Winds of Change Blow Away Leftists

OUSTING ROMANIA'S EX-REDS

Anticipation was in the air at Primary School Number 174, where voters from Bucharest's dour Militara district gathered to cast their ballots.

At the nearby metro station entrance, stray dogs competed with homeless children for the charity of returning workers, who themselves teeter on the edge of survival.

Like voters in cities and towns across Romania, residents of Militara were voting for change in the Nov. 3 general election.

After 50 years of communist and neocommunist rule, Romanians appear to be demanding an end to the feudal and corrupt party-state bureaucracy that President Ion Iliescu and his Social Democratic Party of Romania (PDSR) have worked so hard to maintain.

"Prices are going up, our salaries are staying the same, and we're barely surviving," says a middle-age factory worker to the approval of surrounding voters. "We must have change because things can't go on like this."

"There will be a positive change for Romania, but just how positive is hard to say," comments Michael Shafir, Romania analyst for the Prague-based Open Media Research Institute. "Without substantive change, the gap between Romania and the leading East European countries will continue to grow."

The stakes are particularly high in these elections, since voters are choosing a president and members of both houses of the national legislature.

With more than half of the returns tallied on Nov. 5, Mr. Iliescu had received 33 percent of the vote in the race for president. This contrasts greatly with the 48 percent he received in 1992's first round of presidential elections.
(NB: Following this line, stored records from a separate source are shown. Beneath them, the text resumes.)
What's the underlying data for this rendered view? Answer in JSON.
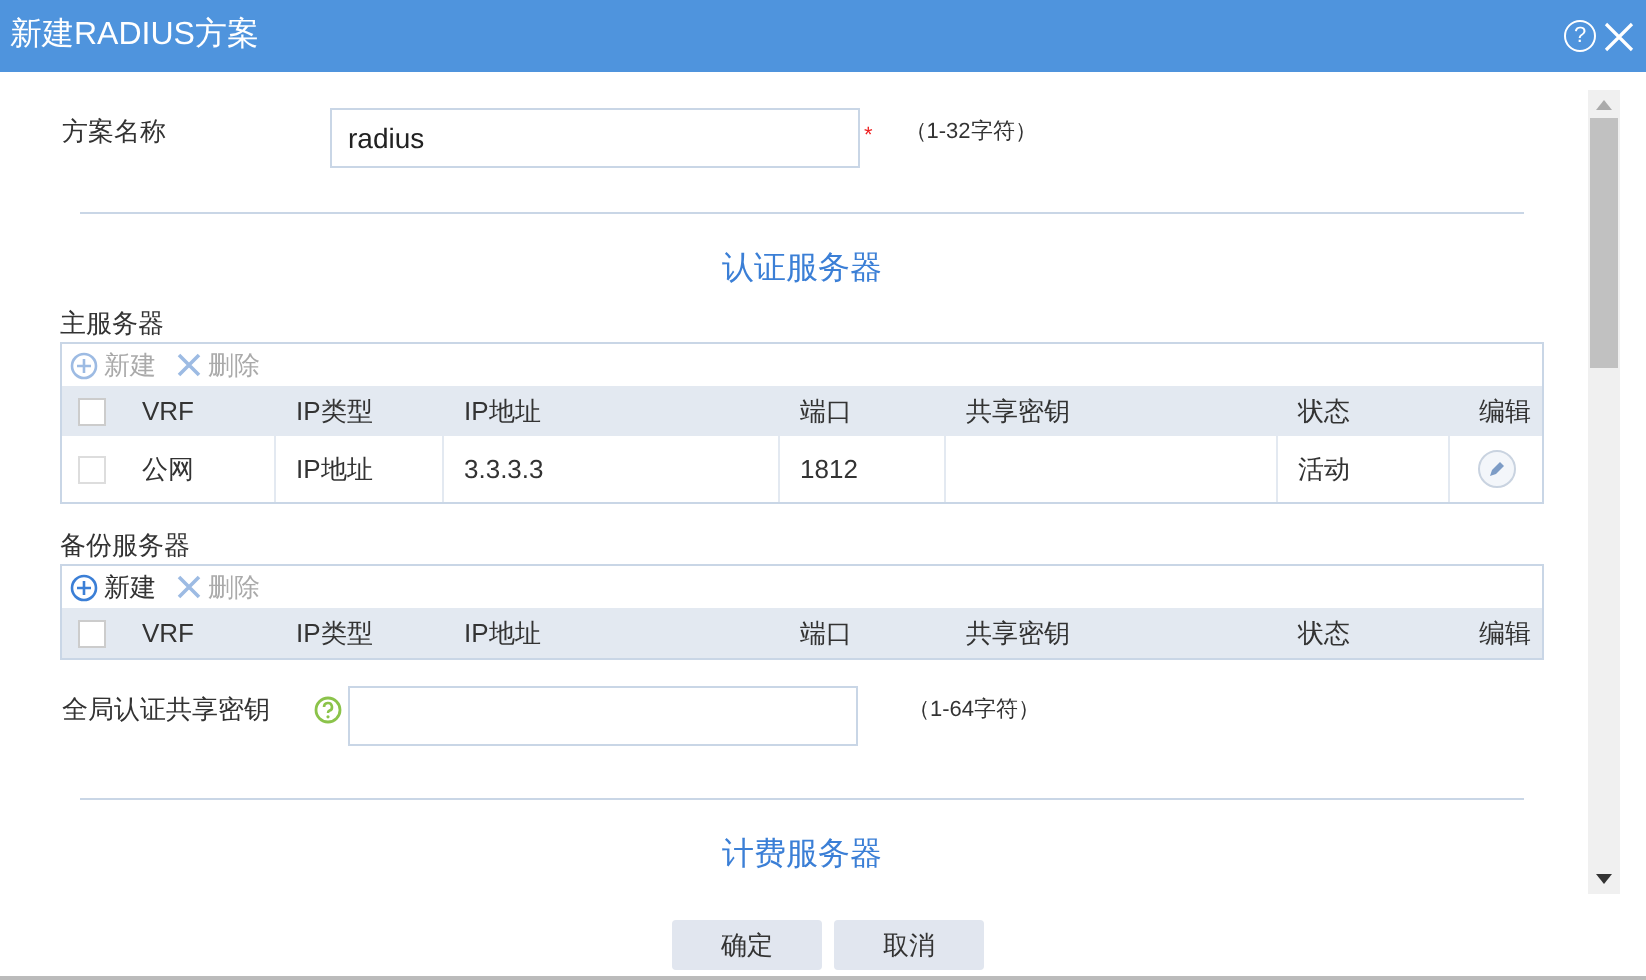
{
  "window": {
    "title": "新建RADIUS方案",
    "help": "?"
  },
  "scheme_name": {
    "label": "方案名称",
    "value": "radius",
    "required_mark": "*",
    "hint": "（1-32字符）"
  },
  "auth_section": {
    "title": "认证服务器"
  },
  "server_tables": [
    {
      "title": "主服务器",
      "actions": [
        {
          "label": "新建",
          "kind": "add",
          "disabled": true
        },
        {
          "label": "删除",
          "kind": "delete",
          "disabled": true
        }
      ],
      "all_checked": false,
      "columns": [
        "VRF",
        "IP类型",
        "IP地址",
        "端口",
        "共享密钥",
        "状态",
        "编辑"
      ],
      "rows": [
        {
          "checked": false,
          "cells": [
            "公网",
            "IP地址",
            "3.3.3.3",
            "1812",
            "",
            "活动"
          ]
        }
      ]
    },
    {
      "title": "备份服务器",
      "actions": [
        {
          "label": "新建",
          "kind": "add",
          "disabled": false
        },
        {
          "label": "删除",
          "kind": "delete",
          "disabled": true
        }
      ],
      "all_checked": false,
      "columns": [
        "VRF",
        "IP类型",
        "IP地址",
        "端口",
        "共享密钥",
        "状态",
        "编辑"
      ]
    }
  ],
  "global_key": {
    "label": "全局认证共享密钥",
    "hint": "（1-64字符）"
  },
  "accounting_section": {
    "title": "计费服务器"
  },
  "buttons": [
    "确定",
    "取消"
  ]
}
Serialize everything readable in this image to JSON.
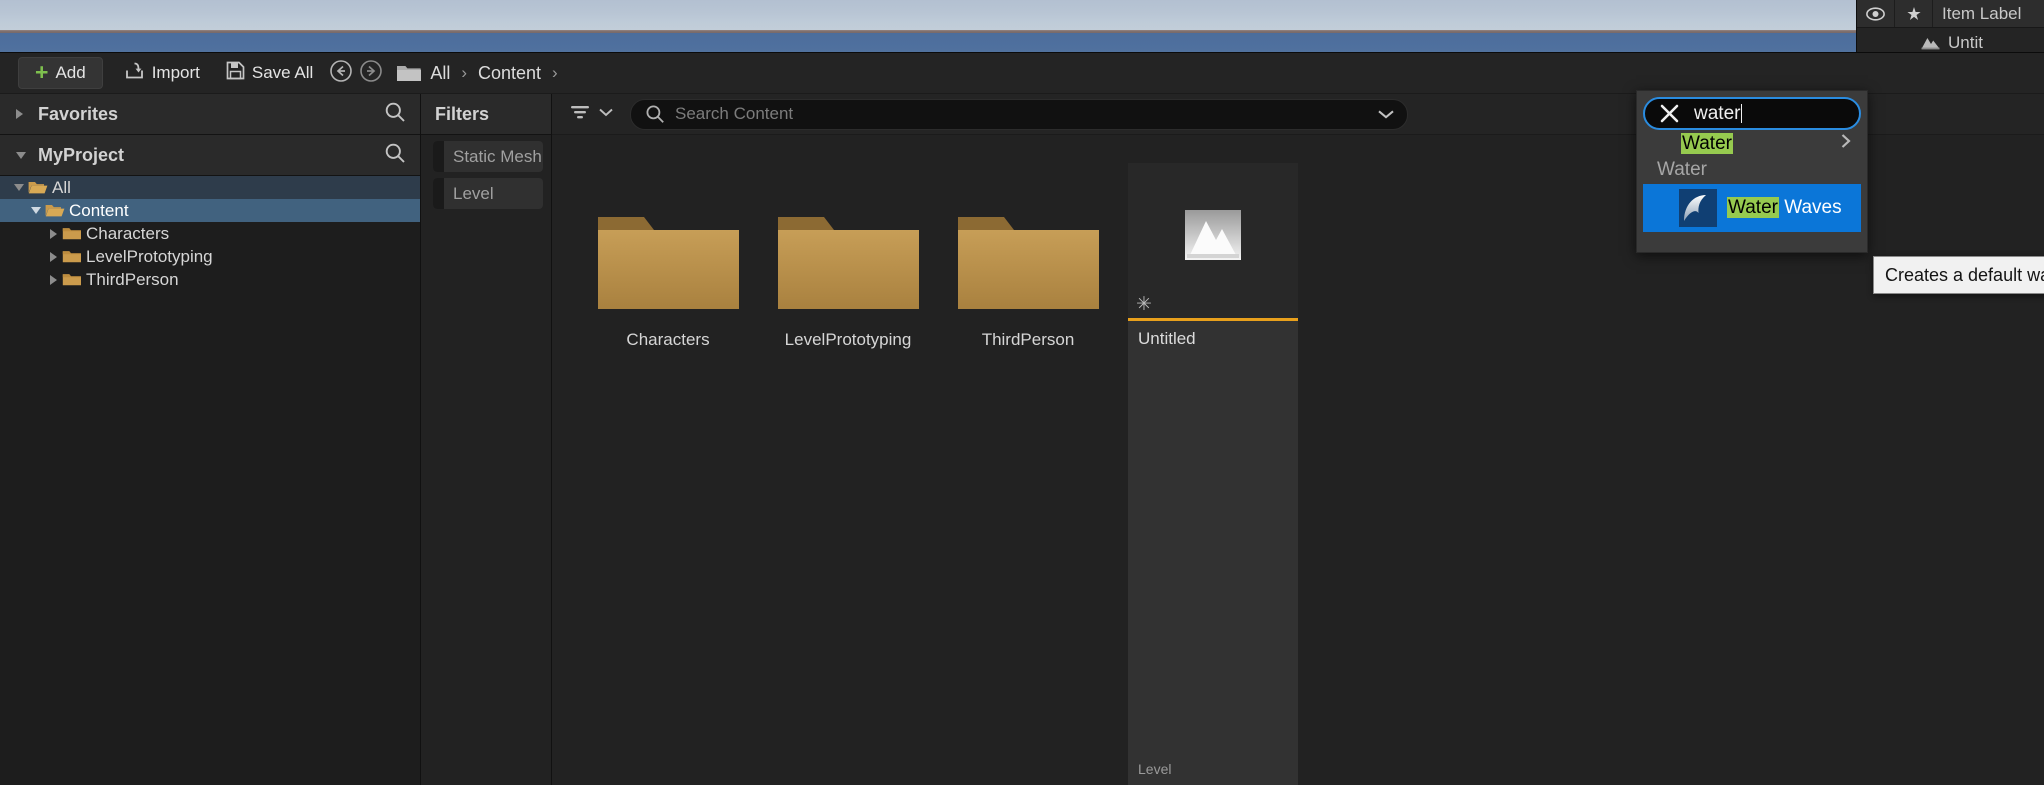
{
  "outliner": {
    "columns": {
      "visibility_icon": "eye-icon",
      "pin_icon": "pin-icon",
      "item_label": "Item Label"
    },
    "rows": [
      {
        "icon": "level-icon",
        "name": "Untit"
      }
    ]
  },
  "content_browser": {
    "toolbar": {
      "add_label": "Add",
      "add_icon": "plus-icon",
      "import_label": "Import",
      "import_icon": "import-icon",
      "save_all_label": "Save All",
      "save_all_icon": "save-icon",
      "back_icon": "arrow-left-circle-icon",
      "forward_icon": "arrow-right-circle-icon",
      "path_folder_icon": "folder-icon",
      "breadcrumbs": [
        {
          "label": "All"
        },
        {
          "label": "Content"
        }
      ],
      "separator": "›"
    },
    "sources": {
      "favorites": {
        "label": "Favorites",
        "search_icon": "search-icon",
        "expanded": false
      },
      "project": {
        "label": "MyProject",
        "search_icon": "search-icon",
        "expanded": true
      },
      "tree": [
        {
          "label": "All",
          "depth": 0,
          "expanded": true,
          "state": "hover"
        },
        {
          "label": "Content",
          "depth": 1,
          "expanded": true,
          "state": "selected"
        },
        {
          "label": "Characters",
          "depth": 2,
          "expanded": false,
          "state": "normal"
        },
        {
          "label": "LevelPrototyping",
          "depth": 2,
          "expanded": false,
          "state": "normal"
        },
        {
          "label": "ThirdPerson",
          "depth": 2,
          "expanded": false,
          "state": "normal"
        }
      ]
    },
    "filters": {
      "title": "Filters",
      "items": [
        {
          "label": "Static Mesh"
        },
        {
          "label": "Level"
        }
      ]
    },
    "assets_view": {
      "filter_button_icon": "filter-funnel-icon",
      "filter_dropdown_icon": "chevron-down-icon",
      "search": {
        "icon": "search-icon",
        "placeholder": "Search Content",
        "value": "",
        "dropdown_icon": "chevron-down-icon"
      },
      "folders": [
        {
          "label": "Characters",
          "icon": "folder-icon"
        },
        {
          "label": "LevelPrototyping",
          "icon": "folder-icon"
        },
        {
          "label": "ThirdPerson",
          "icon": "folder-icon"
        }
      ],
      "assets": [
        {
          "name": "Untitled",
          "type": "Level",
          "thumbnail_icon": "level-thumbnail-icon",
          "modified_icon": "asterisk-icon",
          "accent_color": "#e8a01c"
        }
      ]
    }
  },
  "place_actors_popup": {
    "search": {
      "clear_icon": "close-x-icon",
      "value": "water",
      "cursor_visible": true
    },
    "category": {
      "label_highlight": "Water",
      "label_rest": "",
      "expand_icon": "chevron-right-icon"
    },
    "section_header": "Water",
    "results": [
      {
        "icon": "water-waves-icon",
        "name_highlight": "Water",
        "name_rest": " Waves",
        "selected": true
      }
    ],
    "highlight_color": "#96ca4f",
    "selection_color": "#0b76d8",
    "focus_border_color": "#2a8ce0"
  },
  "tooltip": {
    "text": "Creates a default wa"
  }
}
University professor Emil Constantinescu, who leads the opposition Democratic Convention - a center-right alliance of opposition parties - had won 28 percent of the vote. Former Premier Petre Roman was third with 21 percent.

As the top two candidates in the presidential race, Iliescu and Mr. Constantinescu will face each other in a second ballot on Nov. 17. Many observers expect those who voted for Mr. Roman and smaller opposition groups to throw their support behind Constantinescu in the runoff, spelling defeat for Iliescu.

In parliamentary elections, the future looks even more bleak for Iliescu's PDSR. The preliminary count gave the Democratic Convention 30 percent of the seats in the race for the senate and Chamber of Deputies. The PDSR was several points behind with 22 percent of the vote in each race. Roman's Social Democratic Union (USD) was third with about 13 percent.

Final results for all three races are expected Nov. 6, and monitors suggest no serious electoral abuse.

"We have seen no evidence of electoral fraud," says Violeta Bau, press officer for Pro-Democratia, an independent election monitoring group. Many political observers had expressed concern that the PDSR might try to falsify the election results.

WHILE it appears that the PDSR will no longer dominate Romanian politics, it remains to be seen if the opposition will be able to dismantle Romania's onerous party-state apparatus or willing to undertake long-delayed economic reforms.

The economy is staggering under the weight of hundreds of obsolete, unprofitable communist-era industrial firms. Privatization has stalled, and private business owners report having to pay bribes to everyone from the mailman to justice officials.

"If put on the right track, this country has enormous economic potential," says US Ambassador Alfred Moses. "There is rich farmland and an energy sector that could one day make the country self-sufficient instead of being energy import dependent."

Yet because of the political and economic obstacles, it remains to be seen if Romanians will get the change they have voted for.